One of the key limiting factors leading to the long-term failure and resorption of early autologous fat grafts was tissue ischemia; this primarily arose due to the use of bolus injections. Eto et al. first characterize the tissue ischemia in fat grafts into 3 zones: the central necrotic zone, the regenerating zone (characterized by mature adipocyte necrosis and subsequent replacement by adipose-deried stem cells (ASCs)), and the peripheral zone where mature adipose remained viable. Furthermore, their study ascertained that adipocytes within a 300 um of the native tissue survived due to their proximity to previously vascularized tissue and nutrient availability [17]. As a result, the inevitable conclusion is that larger fat grafts demonstrated higher rates of central necrosis and liquefaction than their smaller counterparts [5].

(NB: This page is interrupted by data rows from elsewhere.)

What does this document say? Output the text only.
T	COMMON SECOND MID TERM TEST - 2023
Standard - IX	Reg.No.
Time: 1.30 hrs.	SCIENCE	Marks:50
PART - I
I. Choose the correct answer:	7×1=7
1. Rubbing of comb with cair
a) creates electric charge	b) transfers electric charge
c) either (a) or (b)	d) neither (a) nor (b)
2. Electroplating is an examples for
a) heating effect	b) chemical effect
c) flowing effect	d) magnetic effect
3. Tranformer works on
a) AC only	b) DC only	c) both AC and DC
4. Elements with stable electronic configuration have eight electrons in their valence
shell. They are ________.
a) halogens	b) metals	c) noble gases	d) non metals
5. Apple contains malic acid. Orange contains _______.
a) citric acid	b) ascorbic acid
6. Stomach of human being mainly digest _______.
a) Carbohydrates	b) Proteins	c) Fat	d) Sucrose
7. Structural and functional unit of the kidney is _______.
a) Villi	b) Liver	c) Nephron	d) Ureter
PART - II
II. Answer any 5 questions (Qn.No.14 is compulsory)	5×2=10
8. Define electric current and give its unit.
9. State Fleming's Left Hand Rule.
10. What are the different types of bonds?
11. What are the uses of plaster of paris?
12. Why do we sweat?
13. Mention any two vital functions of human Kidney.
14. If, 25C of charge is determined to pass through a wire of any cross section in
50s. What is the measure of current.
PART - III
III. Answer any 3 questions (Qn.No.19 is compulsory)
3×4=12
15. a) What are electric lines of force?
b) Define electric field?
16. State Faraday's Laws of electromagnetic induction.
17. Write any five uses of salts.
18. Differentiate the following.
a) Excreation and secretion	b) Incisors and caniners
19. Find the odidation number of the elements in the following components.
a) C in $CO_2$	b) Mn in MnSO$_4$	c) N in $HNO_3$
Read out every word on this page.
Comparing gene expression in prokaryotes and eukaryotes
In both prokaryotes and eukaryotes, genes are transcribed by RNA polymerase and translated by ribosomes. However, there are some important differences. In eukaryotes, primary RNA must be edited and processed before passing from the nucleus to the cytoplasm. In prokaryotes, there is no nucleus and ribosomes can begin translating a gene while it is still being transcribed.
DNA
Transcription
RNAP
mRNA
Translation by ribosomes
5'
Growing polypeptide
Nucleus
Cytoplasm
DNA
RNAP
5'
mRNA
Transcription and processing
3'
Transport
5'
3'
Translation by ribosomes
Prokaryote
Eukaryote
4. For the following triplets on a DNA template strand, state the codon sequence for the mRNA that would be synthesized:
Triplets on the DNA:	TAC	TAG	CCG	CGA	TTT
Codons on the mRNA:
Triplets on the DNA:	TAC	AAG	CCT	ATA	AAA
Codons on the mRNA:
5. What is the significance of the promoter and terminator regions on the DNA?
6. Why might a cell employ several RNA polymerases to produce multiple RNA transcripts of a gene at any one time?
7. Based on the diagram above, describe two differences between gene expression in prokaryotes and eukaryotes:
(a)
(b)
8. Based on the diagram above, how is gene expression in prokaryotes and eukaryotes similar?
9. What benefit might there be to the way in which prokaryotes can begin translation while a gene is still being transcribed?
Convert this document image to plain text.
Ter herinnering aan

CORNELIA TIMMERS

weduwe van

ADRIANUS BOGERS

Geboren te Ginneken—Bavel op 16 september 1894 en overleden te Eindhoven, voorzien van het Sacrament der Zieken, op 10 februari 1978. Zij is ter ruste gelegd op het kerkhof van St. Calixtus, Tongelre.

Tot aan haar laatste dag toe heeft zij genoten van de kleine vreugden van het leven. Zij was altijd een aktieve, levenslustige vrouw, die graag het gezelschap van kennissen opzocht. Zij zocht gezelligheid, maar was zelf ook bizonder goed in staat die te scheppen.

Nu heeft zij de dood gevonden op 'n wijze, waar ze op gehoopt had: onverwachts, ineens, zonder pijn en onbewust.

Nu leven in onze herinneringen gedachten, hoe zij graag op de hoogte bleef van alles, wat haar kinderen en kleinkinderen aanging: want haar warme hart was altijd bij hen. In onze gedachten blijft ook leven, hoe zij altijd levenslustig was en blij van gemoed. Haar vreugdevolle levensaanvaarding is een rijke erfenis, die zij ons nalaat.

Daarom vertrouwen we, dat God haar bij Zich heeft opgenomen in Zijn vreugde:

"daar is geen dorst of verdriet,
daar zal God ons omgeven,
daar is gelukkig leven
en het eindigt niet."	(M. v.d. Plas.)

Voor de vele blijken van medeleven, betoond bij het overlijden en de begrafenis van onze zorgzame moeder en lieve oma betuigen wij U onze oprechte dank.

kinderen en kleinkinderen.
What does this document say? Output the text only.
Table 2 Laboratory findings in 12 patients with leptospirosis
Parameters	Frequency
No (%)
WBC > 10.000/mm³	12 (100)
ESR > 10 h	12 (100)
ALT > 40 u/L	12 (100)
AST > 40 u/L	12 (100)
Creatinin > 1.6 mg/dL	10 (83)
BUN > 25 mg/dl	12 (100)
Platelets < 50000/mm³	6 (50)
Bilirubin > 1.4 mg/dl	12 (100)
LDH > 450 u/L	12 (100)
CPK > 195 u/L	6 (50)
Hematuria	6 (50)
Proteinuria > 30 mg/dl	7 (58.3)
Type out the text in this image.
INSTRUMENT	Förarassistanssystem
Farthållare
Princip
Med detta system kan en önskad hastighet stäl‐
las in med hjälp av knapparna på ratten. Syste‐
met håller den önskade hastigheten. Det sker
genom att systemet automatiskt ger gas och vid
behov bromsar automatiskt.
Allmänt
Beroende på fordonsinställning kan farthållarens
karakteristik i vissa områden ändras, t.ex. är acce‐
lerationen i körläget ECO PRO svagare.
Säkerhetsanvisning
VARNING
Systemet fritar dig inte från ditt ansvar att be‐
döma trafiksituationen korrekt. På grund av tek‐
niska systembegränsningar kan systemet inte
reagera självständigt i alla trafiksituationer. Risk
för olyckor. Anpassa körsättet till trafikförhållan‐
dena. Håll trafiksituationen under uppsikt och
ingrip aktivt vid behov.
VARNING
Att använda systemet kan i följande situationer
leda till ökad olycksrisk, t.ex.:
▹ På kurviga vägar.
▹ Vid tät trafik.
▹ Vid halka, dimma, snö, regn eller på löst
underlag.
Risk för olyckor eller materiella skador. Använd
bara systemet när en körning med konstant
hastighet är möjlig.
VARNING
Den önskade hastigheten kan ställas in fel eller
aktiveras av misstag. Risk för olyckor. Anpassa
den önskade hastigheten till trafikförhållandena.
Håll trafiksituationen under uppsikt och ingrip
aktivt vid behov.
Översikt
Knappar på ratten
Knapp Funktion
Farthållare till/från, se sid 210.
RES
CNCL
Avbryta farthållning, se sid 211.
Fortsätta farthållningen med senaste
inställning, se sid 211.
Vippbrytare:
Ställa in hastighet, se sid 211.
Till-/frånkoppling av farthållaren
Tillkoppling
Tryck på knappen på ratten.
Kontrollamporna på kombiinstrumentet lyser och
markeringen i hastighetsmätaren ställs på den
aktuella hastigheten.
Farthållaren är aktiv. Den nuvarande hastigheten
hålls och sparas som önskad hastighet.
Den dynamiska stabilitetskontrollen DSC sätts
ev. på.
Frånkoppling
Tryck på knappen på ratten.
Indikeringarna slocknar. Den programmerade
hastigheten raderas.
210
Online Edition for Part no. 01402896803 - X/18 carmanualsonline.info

The high concentrations of PRP-derived growth factors previously noted that serve to augment cellular migration, proliferation, neovascularization, and extracellular matrix deposition make PRP therapy one of the most promising agents to increase autologous fat graft survival rates [18]. Given that the current hypothesis is that fat graft resorption is primarily based on insufficient neovascularization within the newly implanted tissue, PRP therapies have been investigated as a source to augment localized angiogenesis. In one by Lu et al. ASCs were labeled with 1,1’-dioctadecyl-3,3,3’,3’- tetramethyllindocarbocynaine (Dil) and transduced with VEGF or left untransduced. Subsequently, the adipose cells were harvested and mixed with one of four preparations: 1) VEGF-transduced ASCs, 2) Dil-labeled untransduced ASCs, 3) insulin, or 4) control medium. The four preparations were subcutaneously injected at varying locations in 18 nude mice, with tissue harvest 6 months later for evaluation. This study demonstrated that the survival rate for the control transplants were significant lower (27.1%) than the VEGF-transduced and untransduced stem cells (74.1% and 60.1%, respectively). In addition, histological evaluation demonstrated that the capillary density for the VEGF-transduced ASC groups was higher than in other groups; they also contained CD31-double positive cells, which are found on endothelial cells and demonstrates neovascularization [19]. These results signify that although ASCs help increase the overall survival rates of fat grafts, it is actually VEGF that seems to primarily drive the neovascularization and overall tissue viability.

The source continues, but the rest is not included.